CONSTITUTION DU 4 OCTOBRE 1958

QUATORZIÈME LÉGISLATURE

Enregistré à la Présidence de l’Assemblée nationale le 3 juin 2015.

PROPOSITION DE LOI

visant à instaurer une tolérance zéro en matière de fraude
dans les transports,

(Renvoyée à la commission du développement durable et de l’aménagement du territoire,
à défaut de constitution d’une commission spéciale
dans les délais prévus par les articles 30 et 31 du Règlement.)
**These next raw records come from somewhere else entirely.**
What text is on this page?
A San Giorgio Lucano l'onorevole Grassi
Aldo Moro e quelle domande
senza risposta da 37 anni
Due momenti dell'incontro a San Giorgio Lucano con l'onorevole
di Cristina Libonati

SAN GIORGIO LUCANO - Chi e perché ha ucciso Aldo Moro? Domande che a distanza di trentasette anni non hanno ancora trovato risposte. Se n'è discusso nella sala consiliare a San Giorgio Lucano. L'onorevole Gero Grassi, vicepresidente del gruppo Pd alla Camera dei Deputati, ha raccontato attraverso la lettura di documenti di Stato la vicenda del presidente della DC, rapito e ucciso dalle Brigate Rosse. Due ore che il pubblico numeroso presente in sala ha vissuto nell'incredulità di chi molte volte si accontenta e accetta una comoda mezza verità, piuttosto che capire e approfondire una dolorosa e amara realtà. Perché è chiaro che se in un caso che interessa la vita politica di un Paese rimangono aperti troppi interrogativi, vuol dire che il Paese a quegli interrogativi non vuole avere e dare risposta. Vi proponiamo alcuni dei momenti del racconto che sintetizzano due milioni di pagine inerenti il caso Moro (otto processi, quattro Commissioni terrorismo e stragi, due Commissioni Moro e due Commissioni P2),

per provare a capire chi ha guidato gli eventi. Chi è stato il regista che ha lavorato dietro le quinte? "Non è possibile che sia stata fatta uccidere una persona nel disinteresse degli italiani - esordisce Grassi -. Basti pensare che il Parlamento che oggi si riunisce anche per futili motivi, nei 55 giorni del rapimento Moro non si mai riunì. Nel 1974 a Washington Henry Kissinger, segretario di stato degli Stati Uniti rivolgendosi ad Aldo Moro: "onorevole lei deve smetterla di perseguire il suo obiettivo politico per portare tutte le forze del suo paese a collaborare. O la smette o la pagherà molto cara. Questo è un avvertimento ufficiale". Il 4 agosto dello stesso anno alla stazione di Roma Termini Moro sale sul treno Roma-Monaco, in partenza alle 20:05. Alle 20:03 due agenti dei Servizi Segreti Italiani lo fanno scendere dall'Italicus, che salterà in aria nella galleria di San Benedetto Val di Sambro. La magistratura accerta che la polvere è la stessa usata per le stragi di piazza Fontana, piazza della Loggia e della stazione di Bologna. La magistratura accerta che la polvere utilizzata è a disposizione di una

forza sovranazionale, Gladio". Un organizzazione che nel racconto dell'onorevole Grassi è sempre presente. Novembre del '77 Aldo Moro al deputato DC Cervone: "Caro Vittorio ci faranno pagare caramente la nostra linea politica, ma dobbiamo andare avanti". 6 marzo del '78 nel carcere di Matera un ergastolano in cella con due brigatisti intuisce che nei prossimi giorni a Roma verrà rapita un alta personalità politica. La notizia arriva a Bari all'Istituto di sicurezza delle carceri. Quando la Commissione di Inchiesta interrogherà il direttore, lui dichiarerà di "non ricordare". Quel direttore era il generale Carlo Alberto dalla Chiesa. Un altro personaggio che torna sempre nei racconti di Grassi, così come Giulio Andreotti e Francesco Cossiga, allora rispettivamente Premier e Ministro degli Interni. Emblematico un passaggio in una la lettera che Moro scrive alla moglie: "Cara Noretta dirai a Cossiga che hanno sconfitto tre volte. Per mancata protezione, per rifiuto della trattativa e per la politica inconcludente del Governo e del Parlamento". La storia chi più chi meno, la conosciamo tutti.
présentée par Mesdames et Messieurs

Valérie PÉCRESSE, Xavier BERTRAND, Christian ESTROSI, Marc LE FUR, Laurent WAUQUIEZ, Éric CIOTTI, Franck MARLIN, Patrice MARTIN-LALANDE, Philippe HOUILLON, David DOUILLET, Bernard ACCOYER, Jean-Marie TETART, Michel HERBILLON, Alain LEBOEUF, Patrick HETZEL, Jean-François MANCEL, Jérôme CHARTIER, Philippe COCHET, Frédéric REISS, Jean-Marie SERMIER, Isabelle LE CALLENNEC, Georges FENECH, Franck RIESTER, Yves ALBARELLO, Jean-Michel COUVE, Claude GOASGUEN, Christophe GUILLOTEAU, Marie-Jo ZIMMERMANN, Geneviève LEVY, Anne GROMMERCH, Jean-Frédéric POISSON, Jacques LAMBLIN, Jacques Alain BÉNISTI, Patrick OLLIER, Dominique NACHURY, Bernard PERRUT, Nicolas DHUICQ, Claude STURNI, Claudine SCHMID, Pierre LEQUILLER, Axel PONIATOWSKI, Claude de GANAY, Virginie DUBY-MULLER, Arlette GROSSKOST, Yannick MOREAU, Denis JACQUAT, Jean-Pierre GIRAN, Jean-Louis COSTES, Charles-Ange GINESY, Jean-Luc REITZER, Pierre MORANGE, Paul SALEN, Yves NICOLIN, Alain MARLEIX, Charles de LA VERPILLIÈRE, Bernard GÉRARD, Jacques PÉLISSARD, Jean-Pierre VIGIER, Alain MOYNE-BRESSAND, Laure de LA RAUDIÈRE, Luc CHATEL, Christophe PRIOU, Alain CHRÉTIEN, Jean-Claude MATHIS, Jacques KOSSOWSKI et Étienne BLANC,

députés.

EXPOSÉ DES MOTIFS

Mesdames, Messieurs,

500 millions d’euros par an, c’est le coût estimé de la fraude dans les transports publics en France : 300 millions d’euros sur le réseau SNCF, 100 millions d’euros sur le réseau RATP, 30 millions d’euros sur le réseau Keolis et 70 millions d’euros pour les autres entreprises de transport urbain.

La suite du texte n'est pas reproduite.